Este libro no es un manual de posturas y zonas erógenas. Siento defraudarte, si es lo que esperabas. Este libro va de lo que ocurre, de lo que debería ocurrir antes de eso. Va sobre el deseo y su recuperación, de volver a tener sed del otro. Está escrito para los que quieren que ocurra, sin recetas mágicas, desde la voluntad de encontrar las propias, las tuyas.
No existe un mapa del tesoro de Eros, cada cual tiene que dibujar el suyo, elaborar sus propias fórmulas, encontrar los aderezos adecuados para avivar la llama cuando el estrés, la aparición de los hijos y las agendas ocupadas alejan el erotismo del nido amoroso. Quizás unas gotas de riesgo, una pizca de trasgresión, un toque de locura y mucho juego. Dicen que cuando se reconoce la situación y se está dispuesto a enmendarla, ya se ha alcanzado la mitad del camino. O como decía Einstein: “La formulación de un problema es más importante que la solución”.
Yo sigo buscando respuestas.

viernes, 11 de noviembre de 2011


Pasadas ya las 11 y 11, en el día 11 del 11 de 2011, no solo no se ha acabado el mundo, sino que he recibido esta caja llena de besos, de caricias, de cariño, de amor y de deseo.
Amor y sexo, al fin, reunidos en un libro. Sedúceme otra vez me ha permitido despojarme de pudores (porque ahora que hemos perdido la vergüenza para hablar de sexualidad, nos da reparo referirnos a sentimientos amorosos) y hablar de amor con sexo y de sexo con amor. Que sí, que las mujeres hemos necesitado separarlos, demostrarnos a nosotras mismas que podemos dejar los afectos en la salita de nuestra casa y escapar en busca del placer sin esperar un mañana, que, por más tonto que les parezca a algunos, con ello ganábamos un pedacito de libertad que nos habían vetado.
Pero, después de las muchas páginas escritas en conquista de ese territorio, reunir amor y sexo me apetecía tanto. Tanto.

viernes, 15 de julio de 2011

No sólo de sexo viven ellos



Lo conté ayer en un programa de televisión: uno de los aspectos de la sexualidad de los testimonios que he reunido hasta el momento es que entre hombres y mujeres son más las semejanzas que nos unen que las diferencias que nos separan.

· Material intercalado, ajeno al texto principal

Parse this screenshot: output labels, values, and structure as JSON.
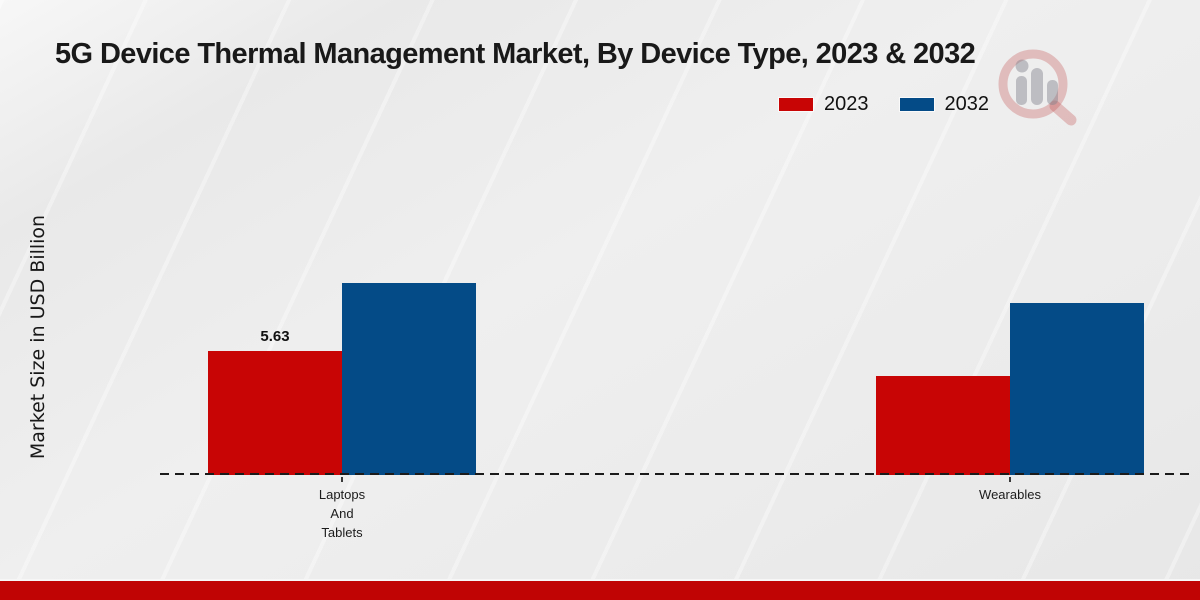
{
  "title": "5G Device Thermal Management Market, By Device Type, 2023 & 2032",
  "ylabel": "Market Size in USD Billion",
  "legend": {
    "position": "top-right",
    "items": [
      {
        "label": "2023",
        "color": "#c80505"
      },
      {
        "label": "2032",
        "color": "#044b87"
      }
    ]
  },
  "watermark_icon": "magnifier-bar-chart-logo",
  "theme": {
    "series_red": "#c80505",
    "series_blue": "#044b87",
    "zero_line_color": "#1b1b1b",
    "footer_stripe_color": "#c00404",
    "background": "#ececec",
    "text_color": "#191919"
  },
  "chart_data": {
    "type": "bar",
    "title": "5G Device Thermal Management Market, By Device Type, 2023 & 2032",
    "xlabel": "",
    "ylabel": "Market Size in USD Billion",
    "categories": [
      "Laptops\nAnd\nTablets",
      "Wearables"
    ],
    "series": [
      {
        "name": "2023",
        "color": "#c80505",
        "values": [
          5.63,
          4.5
        ]
      },
      {
        "name": "2032",
        "color": "#044b87",
        "values": [
          8.7,
          7.8
        ]
      }
    ],
    "value_labels": [
      [
        "5.63",
        null
      ],
      [
        null,
        null
      ]
    ],
    "ylim": [
      0,
      10
    ],
    "grid": false,
    "y_axis_ticks_visible": false,
    "zero_line_style": "dashed",
    "legend_position": "top-right"
  }
}
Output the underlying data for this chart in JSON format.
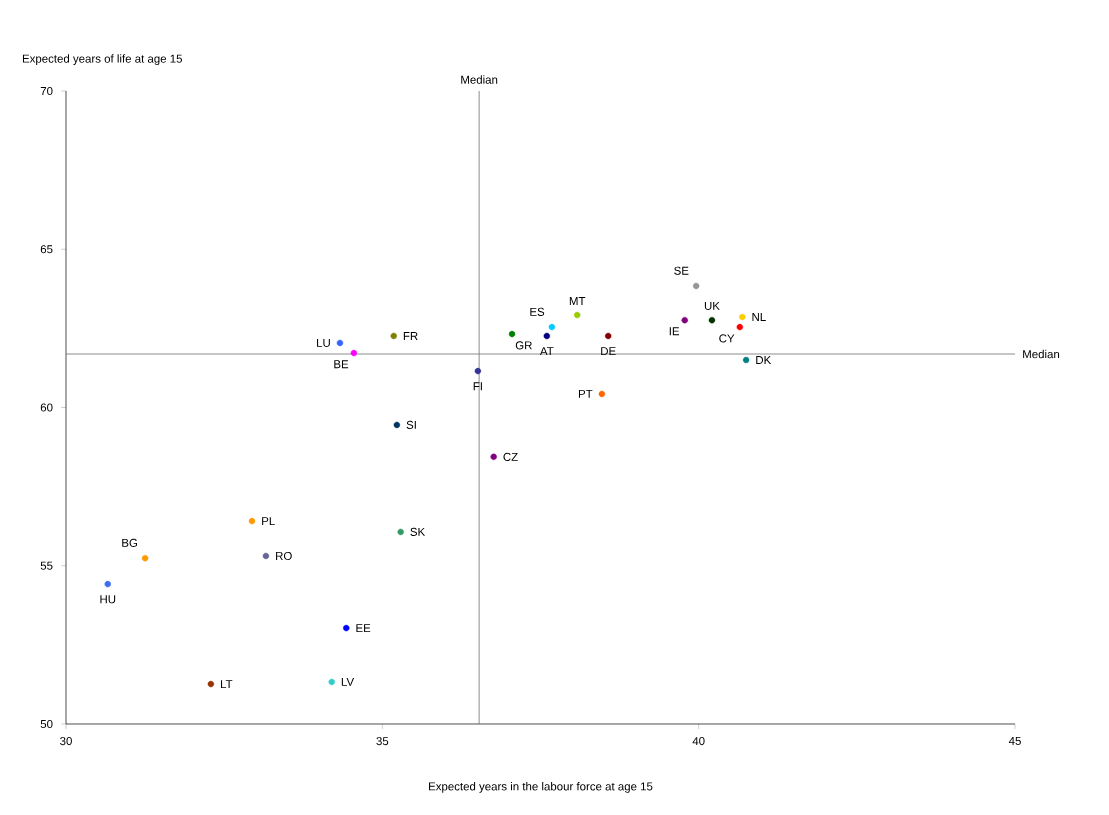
{
  "chart_data": {
    "type": "scatter",
    "xlabel": "Expected years in the labour force at age 15",
    "ylabel": "Expected years of life at age 15",
    "xlim": [
      30,
      45
    ],
    "xticks": [
      30,
      35,
      40,
      45
    ],
    "ylim": [
      50,
      70
    ],
    "yticks": [
      50,
      55,
      60,
      65,
      70
    ],
    "grid": false,
    "ref_lines": [
      {
        "axis": "x",
        "value": 36.53,
        "label": "Median"
      },
      {
        "axis": "y",
        "value": 61.69,
        "label": "Median"
      }
    ],
    "series": [
      {
        "name": "HU",
        "color": "#3c6cf0",
        "x": [
          30.66
        ],
        "values": [
          54.42
        ]
      },
      {
        "name": "BG",
        "color": "#ff9900",
        "x": [
          31.25
        ],
        "values": [
          55.24
        ]
      },
      {
        "name": "LT",
        "color": "#993300",
        "x": [
          32.29
        ],
        "values": [
          51.26
        ]
      },
      {
        "name": "PL",
        "color": "#ff9900",
        "x": [
          32.94
        ],
        "values": [
          56.41
        ]
      },
      {
        "name": "RO",
        "color": "#666699",
        "x": [
          33.16
        ],
        "values": [
          55.31
        ]
      },
      {
        "name": "LV",
        "color": "#33cccc",
        "x": [
          34.2
        ],
        "values": [
          51.33
        ]
      },
      {
        "name": "EE",
        "color": "#0000ff",
        "x": [
          34.43
        ],
        "values": [
          53.03
        ]
      },
      {
        "name": "LU",
        "color": "#3366ff",
        "x": [
          34.33
        ],
        "values": [
          62.04
        ]
      },
      {
        "name": "BE",
        "color": "#ff00ff",
        "x": [
          34.55
        ],
        "values": [
          61.72
        ]
      },
      {
        "name": "FR",
        "color": "#808000",
        "x": [
          35.18
        ],
        "values": [
          62.26
        ]
      },
      {
        "name": "SI",
        "color": "#003366",
        "x": [
          35.23
        ],
        "values": [
          59.45
        ]
      },
      {
        "name": "SK",
        "color": "#339966",
        "x": [
          35.29
        ],
        "values": [
          56.07
        ]
      },
      {
        "name": "FI",
        "color": "#333399",
        "x": [
          36.51
        ],
        "values": [
          61.15
        ]
      },
      {
        "name": "CZ",
        "color": "#800080",
        "x": [
          36.76
        ],
        "values": [
          58.44
        ]
      },
      {
        "name": "GR",
        "color": "#008000",
        "x": [
          37.05
        ],
        "values": [
          62.32
        ]
      },
      {
        "name": "AT",
        "color": "#000080",
        "x": [
          37.6
        ],
        "values": [
          62.26
        ]
      },
      {
        "name": "ES",
        "color": "#00ccff",
        "x": [
          37.68
        ],
        "values": [
          62.54
        ]
      },
      {
        "name": "MT",
        "color": "#99cc00",
        "x": [
          38.08
        ],
        "values": [
          62.92
        ]
      },
      {
        "name": "DE",
        "color": "#800000",
        "x": [
          38.57
        ],
        "values": [
          62.26
        ]
      },
      {
        "name": "PT",
        "color": "#ff6600",
        "x": [
          38.47
        ],
        "values": [
          60.43
        ]
      },
      {
        "name": "IE",
        "color": "#800080",
        "x": [
          39.78
        ],
        "values": [
          62.76
        ]
      },
      {
        "name": "SE",
        "color": "#969696",
        "x": [
          39.96
        ],
        "values": [
          63.84
        ]
      },
      {
        "name": "UK",
        "color": "#003300",
        "x": [
          40.21
        ],
        "values": [
          62.76
        ]
      },
      {
        "name": "CY",
        "color": "#ff0000",
        "x": [
          40.65
        ],
        "values": [
          62.54
        ]
      },
      {
        "name": "NL",
        "color": "#ffcc00",
        "x": [
          40.69
        ],
        "values": [
          62.86
        ]
      },
      {
        "name": "DK",
        "color": "#008080",
        "x": [
          40.75
        ],
        "values": [
          61.5
        ]
      }
    ]
  }
}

Puede que siempre haya sido así, que sintamos y pensemos de modo similar o que las diferencias dependan de las personas y no de una cuestión de género. O bien, que tras rebelarnos contra los patrones culturales a los que nos han obligado a ajustarnos, hayamos logrados acercarnos los unos a las otras. Así es como los hombres comienzan a degustar un sexo menos centrado en el coito y demandan que haya más tiempo, más creatividad, más imaginación.
Después de participar en el programa, me encuentro esta mañana con que se ha publicado un estudio del Instituto Kinsey que corrobora esta conclusión:
En una relación a largo plazo, las demostraciones de afecto, como los abrazos y arrumacos, son tan importantes o más para los hombres que para las mujeres.
La investigación ha sido llevada a cabo entre parejas que llevan una media de 25 años unidas, en cinco países (Estados Unidos, Brasil, España, Alemania y Japón), y demuestra una vez más cómo se equivocan los estereotipos y las creencias erróneas que hemos heredado de la tradición cultural. La directora del estudio, Julia Heiman, ha reconocido su sorpresa al averiguar que los hombres se sienten más felices si en sus relaciones abundan las carantoñas fuera de la cama y no forman parte únicamente de unos juegos preliminares.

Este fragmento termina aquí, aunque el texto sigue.